Upon activation, in an active process known as netosis, neutrophils can release their chromatin into the extracellular space. The resulting meshwork of DNA is called Neutrophil Extracellular Traps or NETS (1). These NETS are thought to retain bacteria at a site rich in neutrophil derived proteases and thus contribute to the anti-bacterial action of neutrophils. This process, therefore, is regarded as beneficial in the context of bacterial infection. However, recent studies in SLE patients suggest that in other situations, when neutrophils are activated in the context of autoimmunity, NETS can add to disease pathology (2).

The release of the normally tightly packed chromatin depends on the citrullination of histone proteins (3), by an enzyme known as peptidylarginine deiminase 4 (PAD4). PAD4 and related other PAD family members have caused great interest in the research of the pathogenesis of rheumatoid arthritis. Proteins citrullinated by this group of enzymes are recognized by acpa, or anti-citrullinated protein specific antibodies. These antibodies are highly specific for rheumatoid arthritis, although their contribution to disease pathology is currently unclear.

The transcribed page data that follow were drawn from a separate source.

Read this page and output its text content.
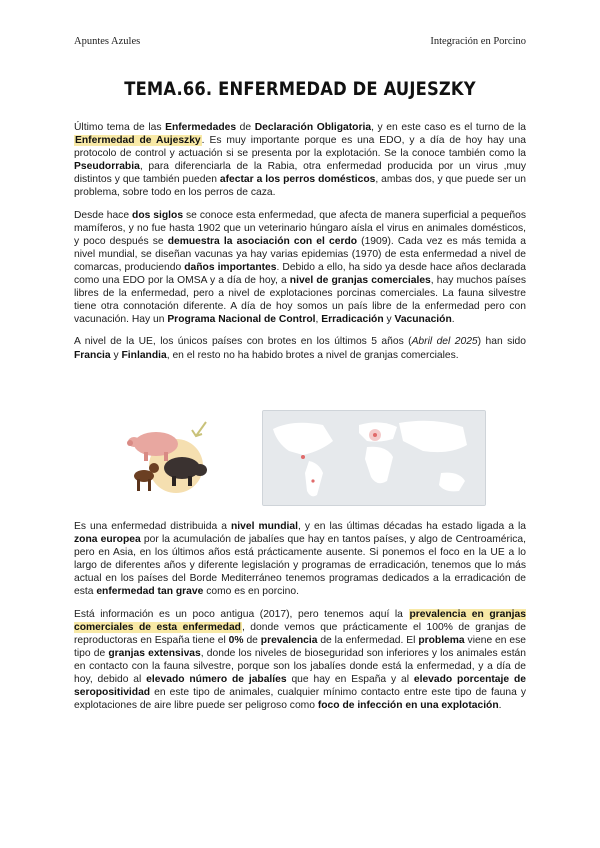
Apuntes Azules	Integración en Porcino
TEMA.66. ENFERMEDAD DE AUJESZKY

Último tema de las Enfermedades de Declaración Obligatoria, y en este caso es el turno de la Enfermedad de Aujeszky. Es muy importante porque es una EDO, y a día de hoy hay una protocolo de control y actuación si se presenta por la explotación. Se la conoce también como la Pseudorrabia, para diferenciarla de la Rabia, otra enfermedad producida por un virus ,muy distintos y que también pueden afectar a los perros domésticos, ambas dos, y que puede ser un problema, sobre todo en los perros de caza.

Desde hace dos siglos se conoce esta enfermedad, que afecta de manera superficial a pequeños mamíferos, y no fue hasta 1902 que un veterinario húngaro aísla el virus en animales domésticos, y poco después se demuestra la asociación con el cerdo (1909). Cada vez es más temida a nivel mundial, se diseñan vacunas ya hay varias epidemias (1970) de esta enfermedad a nivel de comarcas, produciendo daños importantes. Debido a ello, ha sido ya desde hace años declarada como una EDO por la OMSA y a día de hoy, a nivel de granjas comerciales, hay muchos países libres de la enfermedad, pero a nivel de explotaciones porcinas comerciales. La fauna silvestre tiene otra connotación diferente. A día de hoy somos un país libre de la enfermedad pero con vacunación. Hay un Programa Nacional de Control, Erradicación y Vacunación.

A nivel de la UE, los únicos países con brotes en los últimos 5 años (Abril del 2025) han sido Francia y Finlandia, en el resto no ha habido brotes a nivel de granjas comerciales.

Es una enfermedad distribuida a nivel mundial, y en las últimas décadas ha estado ligada a la zona europea por la acumulación de jabalíes que hay en tantos países, y algo de Centroamérica, pero en Asia, en los últimos años está prácticamente ausente. Si ponemos el foco en la UE a lo largo de diferentes años y diferente legislación y programas de erradicación, tenemos que lo más actual en los países del Borde Mediterráneo tenemos programas dedicados a la erradicación de esta enfermedad tan grave como es en porcino.

Está información es un poco antigua (2017), pero tenemos aquí la prevalencia en granjas comerciales de esta enfermedad, donde vemos que prácticamente el 100% de granjas de reproductoras en España tiene el 0% de prevalencia de la enfermedad. El problema viene en ese tipo de granjas extensivas, donde los niveles de bioseguridad son inferiores y los animales están en contacto con la fauna silvestre, porque son los jabalíes donde está la enfermedad, y a día de hoy, debido al elevado número de jabalíes que hay en España y al elevado porcentaje de seropositividad en este tipo de animales, cualquier mínimo contacto entre este tipo de fauna y explotaciones de aire libre puede ser peligroso como foco de infección en una explotación.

Here, we have been investigating the role of NETS in the inflamed joints of patients with rheumatoid arthritis. Most sites of chronic inflammation contain few neutrophils. An exception here is the synovial fluid (SF) of patients with chronic arthritides. The majority of the infiltrating immune cells found here are activated neutrophils. We initially quantified extracellular DNA in SF from patients with RA, OA and crystal arthritis, confirming previous reports of the presence of DNA in SF (4). Further, we applied a range of imaging technologies to generate images of NETS and attached proteins such as neutrophil elastase, PAD4 as well as citrullinated proteins. NETS were enriched from in vivo and in vitro activated neutrophils and probed for the presence of citrullinated proteins and PAD4 by western blotting. In functional experiments, we are investigating the consequences of NET generation by synovial fluid neutrophils. Taken together, our data suggest that generation of NETS by locally activated neutrophils contributes to the production of autoantigens in the inflamed joints of patients with rheumatoid arthritis.

  1. Brinkmann V, Reichard U, Goosmann C, Fauler B, Uhlemann Y, Weiss DS, et al. Neutrophil extracellular traps kill bacteria. Science. 2004 Mar 5;303(5663):1532-5.

  2. Garcia-Romo GS, Caielli S, Vega B, Connolly J, Allantaz F, Xu Z, et al. Netting neutrophils are major inducers of type I IFN production in pediatric systemic lupus erythematosus. Science translational medicine. 2011 Mar 9;3(73):73ra20.

  3. Wang Y, Li M, Stadler S, Correll S, Li P, Wang D, et al. Histone hypercitrullination mediates chromatin decondensation and neutrophil extracellular trap formation. J Cell Biol. 2009 Jan 26;184(2):205-13.

  4. Leon SA, Revach M, Ehrlich GE, Adler R, Petersen V, Shapiro B. DNA in synovial fluid and the circulation of patients with arthritis. Arthritis Rheum. 1981 Sep;24(9):1142-50.